Black cutworm and true armyworm traps have been set up in Ontario and across other participating states and provinces on the Great Lakes and Maritimes Pest Monitoring Network (GLMPMN). Black cutworm traps in Ontario, Michigan and New York have been capturing moths for the last few weeks. The 2021 GLMPMN links are available on Field Crop News. For information, please search GLMPMN on Growing degree day models will be used to determine when corn may be at risk of feeding injury. An article on Field Crop News will be posted soon about when to expect this risk.

Weed control

Fleabane continues to be struggle for many people. Post options are limited in soybeans so keeping on top of identification and timing is critical. More options are available in corn, but the weed can quickly grow past optimum efficacy growth stages.

Water hemp, a member of the pigweed family, continues to spread and is much more difficult to control (Figure 2.). Keep an eye out for this new threat so that action can be taken to control it and slow down its spread.

Figure 2. Image of Water hemp
Figure 2. Image of Water hemp











Flowering has begun in winter canola fields and will continue for up to 3 weeks (Figure 3.). About 3 to 5 new flowers open each day. Two key pests in winter canola at this growth stage are white mould and cabbage seedpod weevil (CSW). Moisture in the tall, thick canola canopy and moderate temperatures provide ideal conditions for mould development where a source of inoculum is present. Fungicide labels state application should occur at 20-50% bloom (approximately 15 to 25 flowers open on the main stem). If CSW are observed at field edges, scout the field with a sweep net. Control is warranted during flowering if an average of 20-40 CSW are caught in ten sweeps taken in multiple areas of the field.

Figure 3. Canola in flower
Figure 3. Canola in flower








Spring canola seeding is ongoing. Flea beetle activity has been noted in Temiskaming District and they may also be active elsewhere. Monitor emerged canola frequently for flea beetle feeding injury, especially where growth is slow due to cool temperatures or low fertility.

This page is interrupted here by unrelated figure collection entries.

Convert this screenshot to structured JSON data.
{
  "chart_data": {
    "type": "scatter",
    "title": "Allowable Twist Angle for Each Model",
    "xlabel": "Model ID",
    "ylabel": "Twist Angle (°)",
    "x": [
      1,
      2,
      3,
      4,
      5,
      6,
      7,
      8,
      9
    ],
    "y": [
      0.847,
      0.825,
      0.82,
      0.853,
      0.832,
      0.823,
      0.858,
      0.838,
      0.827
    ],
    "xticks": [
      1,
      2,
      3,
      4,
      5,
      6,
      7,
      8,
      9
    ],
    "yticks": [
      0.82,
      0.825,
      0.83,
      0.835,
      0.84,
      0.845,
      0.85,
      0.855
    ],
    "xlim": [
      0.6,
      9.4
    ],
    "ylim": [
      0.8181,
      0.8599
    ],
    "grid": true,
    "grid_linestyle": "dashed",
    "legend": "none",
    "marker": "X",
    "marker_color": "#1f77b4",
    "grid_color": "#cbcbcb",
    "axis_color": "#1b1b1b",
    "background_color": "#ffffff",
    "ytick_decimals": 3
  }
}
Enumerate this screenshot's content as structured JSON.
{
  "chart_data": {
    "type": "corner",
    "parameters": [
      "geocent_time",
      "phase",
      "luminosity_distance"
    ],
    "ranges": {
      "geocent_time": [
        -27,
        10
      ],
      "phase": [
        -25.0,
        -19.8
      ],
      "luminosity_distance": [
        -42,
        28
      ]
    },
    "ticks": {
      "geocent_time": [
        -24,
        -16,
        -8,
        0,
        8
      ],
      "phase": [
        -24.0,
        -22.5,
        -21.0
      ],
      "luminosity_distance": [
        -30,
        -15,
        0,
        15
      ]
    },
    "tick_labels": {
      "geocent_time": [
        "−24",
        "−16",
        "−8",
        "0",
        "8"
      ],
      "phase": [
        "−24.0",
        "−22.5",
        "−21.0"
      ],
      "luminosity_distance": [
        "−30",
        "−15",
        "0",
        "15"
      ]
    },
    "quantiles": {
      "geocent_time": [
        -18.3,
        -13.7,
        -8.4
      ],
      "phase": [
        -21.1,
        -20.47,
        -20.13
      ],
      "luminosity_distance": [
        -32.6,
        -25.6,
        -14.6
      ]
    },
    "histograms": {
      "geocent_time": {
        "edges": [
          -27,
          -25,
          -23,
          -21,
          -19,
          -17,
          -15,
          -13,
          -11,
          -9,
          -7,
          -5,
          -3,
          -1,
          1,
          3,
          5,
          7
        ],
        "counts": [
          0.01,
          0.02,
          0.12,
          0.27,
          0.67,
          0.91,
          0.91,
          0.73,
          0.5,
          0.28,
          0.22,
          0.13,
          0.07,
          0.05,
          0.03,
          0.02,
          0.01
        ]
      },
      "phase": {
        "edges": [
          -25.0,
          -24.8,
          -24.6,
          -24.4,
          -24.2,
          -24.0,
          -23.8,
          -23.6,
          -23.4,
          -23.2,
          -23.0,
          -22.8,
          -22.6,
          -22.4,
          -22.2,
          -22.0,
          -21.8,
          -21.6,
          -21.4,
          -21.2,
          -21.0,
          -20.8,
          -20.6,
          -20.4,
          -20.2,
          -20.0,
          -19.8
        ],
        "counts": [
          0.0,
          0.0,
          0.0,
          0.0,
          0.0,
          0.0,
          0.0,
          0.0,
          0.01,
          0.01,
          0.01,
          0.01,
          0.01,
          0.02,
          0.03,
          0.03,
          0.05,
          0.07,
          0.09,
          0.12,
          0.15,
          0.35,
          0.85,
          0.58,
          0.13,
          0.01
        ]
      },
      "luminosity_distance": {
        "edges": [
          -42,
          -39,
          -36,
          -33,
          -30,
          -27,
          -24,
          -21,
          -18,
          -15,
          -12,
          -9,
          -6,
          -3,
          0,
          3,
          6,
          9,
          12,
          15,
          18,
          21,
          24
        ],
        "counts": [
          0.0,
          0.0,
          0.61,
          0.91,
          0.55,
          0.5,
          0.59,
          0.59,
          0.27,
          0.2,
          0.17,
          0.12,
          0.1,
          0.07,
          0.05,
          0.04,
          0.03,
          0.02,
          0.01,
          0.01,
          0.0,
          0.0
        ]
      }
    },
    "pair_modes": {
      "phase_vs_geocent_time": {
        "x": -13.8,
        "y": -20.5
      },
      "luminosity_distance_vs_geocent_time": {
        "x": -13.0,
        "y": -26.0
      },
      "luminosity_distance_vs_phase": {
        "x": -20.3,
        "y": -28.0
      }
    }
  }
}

Some frost injury has been reported on leaf margins of alfalfa. The damage appears to be superficial and the crop will grow through it. Most fertilizer applications to hay crops have been completed. The cooler conditions have slowed pasture growth. In areas where livestock are already out producers may need to slow their first rotation until warmer conditions improve growth rates. Where livestock have not yet been turned out, this slower growth pattern will probably push the grazing season back to a more normal start date.